Immunodeficiency and therapeutic immunosuppression inform the pathogenesis of certain soft tissue tumours, namely Kaposi sarcoma (KS) and Epstein–Barr virus (EBV)-associated smooth muscle tumours. KS comprises a group of clinical categories associated with local or systemic immunodysregulation: sporadic/classic KS, endemic (African) KS, epidemic (AIDS-related) KS, and iatrogenic (transplantation-associated) KS. Histologically, KS lesions progress from early (patch) stages, comprising networks of bland vascular proliferations, to later (plaque) stages, wherein spindle cells proliferate between vascular structures, and finally to the nodular (tumour) stage, which may show fascicles of intersecting spindle cells and PASD-positive hyaline globules.
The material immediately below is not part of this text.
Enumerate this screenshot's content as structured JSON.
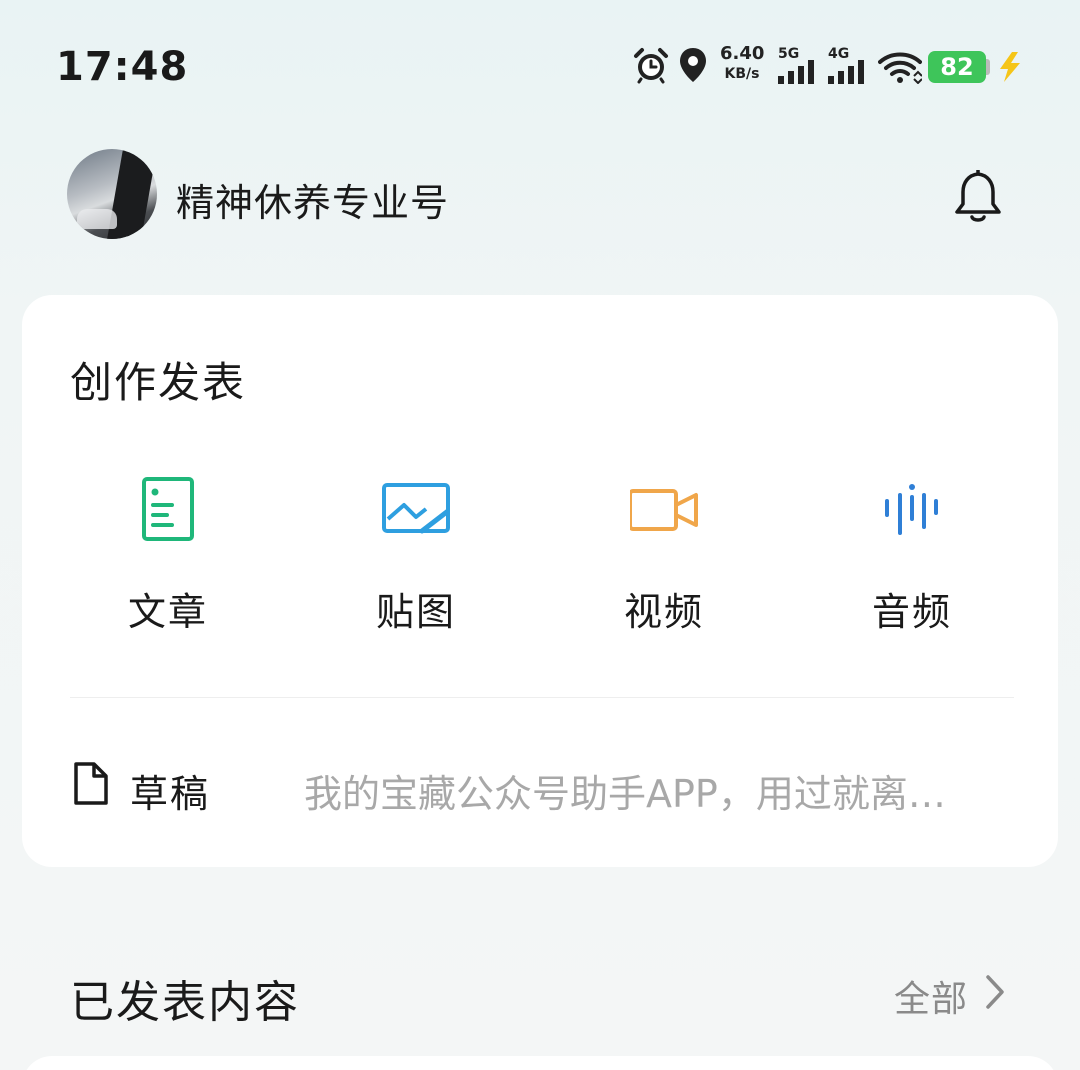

By immunohistochemistry, KS shows lymphovascular differentiation. EBV-associated smooth muscle tumours comprise a rare subset of smooth muscle tumours that typically occur in children with HIV/AIDS and adults following solid organ transplantation. They can occur in peripheral soft tissues, intracranially, or in visceral sites. Multiplicity is common and presumably a result of multiple infection events rather than metastasis from a primary site. Histologically, the differential diagnosis is limited to other smooth muscle tumours. These indolent tumours often persist despite therapy but rarely metastasize. Mortality usually results from the underlying disease process.